2. Abiotic factors are ways in which an organism is affected by non-living things (e.g. temperature, humidity, rainfall).
3. A population is all of the individuals of one species living in a particular place.
4. A community is all of the populations of all the different species living in a particular place.
5. An ecosystem consists of a place, the community of organisms living in that place, and all of the biotic and abiotic factors that affect them.

Let’s think about which of these are prerequisites for which others:

Learning definition 3 is a prerequisite for learning definition 4. This is because definition 4 refers to populations and the meaning of this term is explained in definition 3.

Learning definitions 1, 2 and 4 are prerequisites for learning definition 5. This is because definition 5 refers to biotic factors, abiotic factors and a community – terms whose meanings are explained in definitions 1, 2 and 4.

There are no other prerequisites within this set of learning tasks (of course some of them have prerequisites which are outside of this set of tasks – e.g. some use the words ‘organism’ and ‘species’ which need to be understood before these definitions can be).

We can represent the relationships between these learning tasks as follows:

We can apply the concepts of sequential and non-sequential at different scales

So far, we’ve looked at examples of small learning tasks – learning short definitions. We can also group lots of small learning tasks together into bigger learning tasks.

For example, courses are usually divided into a number of parts, usually called ‘modules’, ‘units’, ‘chapters’ or ‘sections’. Each of these parts usually contains several things which need to be learnt. So we could think of ‘learn module 1’ as a learning task which is made up of lots of smaller learning tasks.

Just like the smaller ones they are made up of, these bigger learning tasks can be sequential or non-sequential. For example, a GCSE chemistry course might contain the following modules:

1. The structure of atoms
2. Bonding between atoms
3. The reactions of metals
4. The reactions of oxygen

Before you can understand bonding between atoms, you need to understand the structure of the atom, so learning module 1 is a prerequisite to learning module 2.

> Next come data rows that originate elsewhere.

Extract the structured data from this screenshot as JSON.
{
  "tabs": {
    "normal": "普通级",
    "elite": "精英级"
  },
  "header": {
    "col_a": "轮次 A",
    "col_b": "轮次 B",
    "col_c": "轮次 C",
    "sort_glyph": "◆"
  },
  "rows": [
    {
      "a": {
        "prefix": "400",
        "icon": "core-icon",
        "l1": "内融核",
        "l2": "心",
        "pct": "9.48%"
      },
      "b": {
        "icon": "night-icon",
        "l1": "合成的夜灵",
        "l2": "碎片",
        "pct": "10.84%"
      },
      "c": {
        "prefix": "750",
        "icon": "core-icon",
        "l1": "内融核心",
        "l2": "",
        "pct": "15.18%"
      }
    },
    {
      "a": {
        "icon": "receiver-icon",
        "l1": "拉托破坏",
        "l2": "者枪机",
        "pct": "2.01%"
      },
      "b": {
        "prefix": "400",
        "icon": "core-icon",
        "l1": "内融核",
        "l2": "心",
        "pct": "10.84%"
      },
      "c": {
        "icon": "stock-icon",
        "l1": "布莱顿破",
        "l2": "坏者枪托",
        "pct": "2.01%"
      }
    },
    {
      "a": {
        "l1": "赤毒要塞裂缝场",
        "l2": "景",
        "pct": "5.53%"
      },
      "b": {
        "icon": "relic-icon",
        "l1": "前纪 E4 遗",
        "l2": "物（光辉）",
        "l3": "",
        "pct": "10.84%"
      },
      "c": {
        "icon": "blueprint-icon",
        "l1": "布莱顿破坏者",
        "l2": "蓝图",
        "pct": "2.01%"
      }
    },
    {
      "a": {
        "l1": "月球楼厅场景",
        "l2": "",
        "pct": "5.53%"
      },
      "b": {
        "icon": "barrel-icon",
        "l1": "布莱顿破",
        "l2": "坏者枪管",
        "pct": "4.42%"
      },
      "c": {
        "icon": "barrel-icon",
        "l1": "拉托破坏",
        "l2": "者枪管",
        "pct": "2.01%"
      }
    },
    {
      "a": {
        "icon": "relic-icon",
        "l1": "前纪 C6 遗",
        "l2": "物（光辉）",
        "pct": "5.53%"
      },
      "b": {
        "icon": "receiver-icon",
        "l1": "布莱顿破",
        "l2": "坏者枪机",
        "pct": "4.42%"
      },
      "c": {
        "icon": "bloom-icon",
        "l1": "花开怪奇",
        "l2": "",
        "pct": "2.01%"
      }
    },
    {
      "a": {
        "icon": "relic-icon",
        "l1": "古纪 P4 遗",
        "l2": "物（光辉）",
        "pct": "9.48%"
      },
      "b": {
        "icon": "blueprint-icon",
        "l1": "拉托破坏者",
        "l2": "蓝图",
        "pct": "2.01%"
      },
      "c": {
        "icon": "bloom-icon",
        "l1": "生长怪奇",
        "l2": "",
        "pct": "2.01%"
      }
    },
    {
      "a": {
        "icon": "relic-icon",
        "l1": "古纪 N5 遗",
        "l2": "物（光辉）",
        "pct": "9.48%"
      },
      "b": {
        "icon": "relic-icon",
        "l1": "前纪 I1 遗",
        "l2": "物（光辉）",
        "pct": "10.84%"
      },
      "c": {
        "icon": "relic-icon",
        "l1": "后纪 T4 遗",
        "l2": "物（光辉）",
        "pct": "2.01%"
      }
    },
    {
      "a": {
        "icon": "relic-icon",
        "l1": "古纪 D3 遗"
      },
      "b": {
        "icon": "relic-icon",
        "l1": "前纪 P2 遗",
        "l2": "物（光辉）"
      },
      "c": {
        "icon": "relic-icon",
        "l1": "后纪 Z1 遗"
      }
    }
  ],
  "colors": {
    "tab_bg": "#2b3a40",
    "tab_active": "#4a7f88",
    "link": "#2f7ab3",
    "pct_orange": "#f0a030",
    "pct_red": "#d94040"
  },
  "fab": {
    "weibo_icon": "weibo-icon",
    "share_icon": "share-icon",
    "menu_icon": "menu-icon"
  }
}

An understanding of bonding is needed to be able to understand any kind of chemical reaction, so learning module 2 is a prerequisite to learning modules 3 and 4.

However, it does not make a difference whether you learn about the reactions of metals first or the reactions of oxygen first, so learning module 3 and learning module 4 are non-sequential learning tasks with respect to each other.

In other words, the relationship between the learning tasks looks like this:

Summary

Learning is the process of gaining new knowledge and skills.

Most learning tasks have prerequisites – other things that must be learnt (i.e. memorised and understood) before the current task can be learnt.

A set of learning tasks where each one is a prerequisite for the next is described as sequential. A set of learning tasks without prerequisites is described as non-sequential. Usually, a set of learning tasks is a mixture of sequential and non-sequential. The concepts of sequential and non-sequential can be applied at many different scales.